5. Lácteos
La leche, el yogur y el queso aportan zinc en cantidades moderadas, además de calcio y proteínas. Son alimentos versátiles que encajan bien en la dieta cotidiana y ayudan a mantener huesos fuertes. Su ventaja es que suelen formar parte de la alimentación habitual, lo que facilita alcanzar un aporte constante de este mineral.
6. Frutos secos
Las almendras, nueces y anacardos contienen zinc junto con grasas saludables y antioxidantes. Aunque su aporte es menor que el de las ostras o la carne, son una opción práctica para picar entre comidas y complementar la dieta. Además, favorecen la salud del corazón y aportan energía sostenida.

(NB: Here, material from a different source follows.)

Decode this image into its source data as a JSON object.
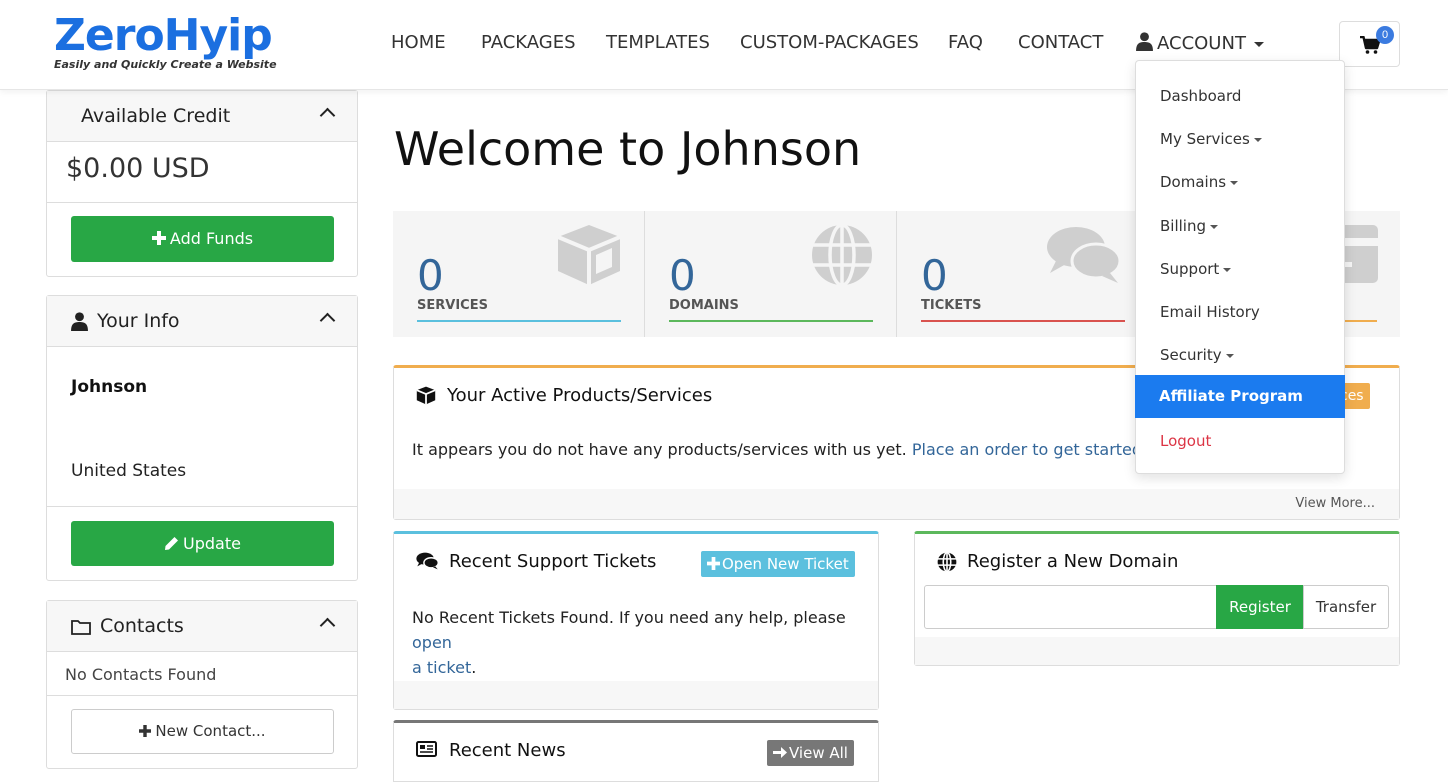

¿Qué alimentos convienen más?
No solo importa la cantidad de zinc que contiene cada alimento, también importa su biodisponibilidad y la facilidad de incorporarlos en la dieta diaria. Por ejemplo, el zinc de las ostras y la carne se absorbe mejor que el de las legumbres. Sin embargo, estas últimas son más accesibles y sostenibles. Lo ideal es combinar diferentes fuentes para asegurar un aporte equilibrado.

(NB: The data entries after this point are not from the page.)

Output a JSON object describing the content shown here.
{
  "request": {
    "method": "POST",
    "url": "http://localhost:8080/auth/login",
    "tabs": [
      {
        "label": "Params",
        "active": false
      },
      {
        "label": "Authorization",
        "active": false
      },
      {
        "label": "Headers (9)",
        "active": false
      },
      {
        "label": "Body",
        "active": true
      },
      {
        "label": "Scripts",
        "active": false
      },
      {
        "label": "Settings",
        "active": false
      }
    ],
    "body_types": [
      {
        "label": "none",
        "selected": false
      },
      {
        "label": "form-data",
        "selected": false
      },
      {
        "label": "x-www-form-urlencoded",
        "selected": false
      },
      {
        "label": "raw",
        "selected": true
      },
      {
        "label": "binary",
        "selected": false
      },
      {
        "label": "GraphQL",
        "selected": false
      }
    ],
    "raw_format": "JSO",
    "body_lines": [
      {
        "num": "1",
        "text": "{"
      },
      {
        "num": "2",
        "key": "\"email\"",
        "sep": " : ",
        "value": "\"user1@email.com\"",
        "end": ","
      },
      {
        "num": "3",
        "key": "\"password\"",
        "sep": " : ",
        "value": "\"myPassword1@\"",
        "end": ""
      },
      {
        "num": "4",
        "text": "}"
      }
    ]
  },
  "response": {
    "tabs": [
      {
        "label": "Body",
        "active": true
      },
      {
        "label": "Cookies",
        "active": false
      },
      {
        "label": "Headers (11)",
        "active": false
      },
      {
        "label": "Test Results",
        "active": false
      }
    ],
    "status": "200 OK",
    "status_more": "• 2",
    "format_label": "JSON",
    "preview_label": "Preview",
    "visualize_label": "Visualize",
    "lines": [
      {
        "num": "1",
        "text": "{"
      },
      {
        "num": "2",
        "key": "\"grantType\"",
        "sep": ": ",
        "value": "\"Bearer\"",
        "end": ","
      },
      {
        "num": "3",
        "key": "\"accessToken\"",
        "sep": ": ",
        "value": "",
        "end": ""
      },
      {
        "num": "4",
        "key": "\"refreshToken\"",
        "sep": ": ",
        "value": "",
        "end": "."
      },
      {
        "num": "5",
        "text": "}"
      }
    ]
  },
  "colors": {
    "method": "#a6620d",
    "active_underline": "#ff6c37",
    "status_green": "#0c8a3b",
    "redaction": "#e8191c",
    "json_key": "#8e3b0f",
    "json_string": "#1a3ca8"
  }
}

El zinc es indispensable para la salud masculina, pero no debe considerarse un “potenciador” milagroso. Su consumo adecuado contribuye al bienestar reproductivo, hormonal e inmunitario, pero siempre dentro de una dieta variada y equilibrada. Mantener hábitos saludables y evitar excesos es el secreto para aprovechar sus beneficios sin caer en falsas expectativas.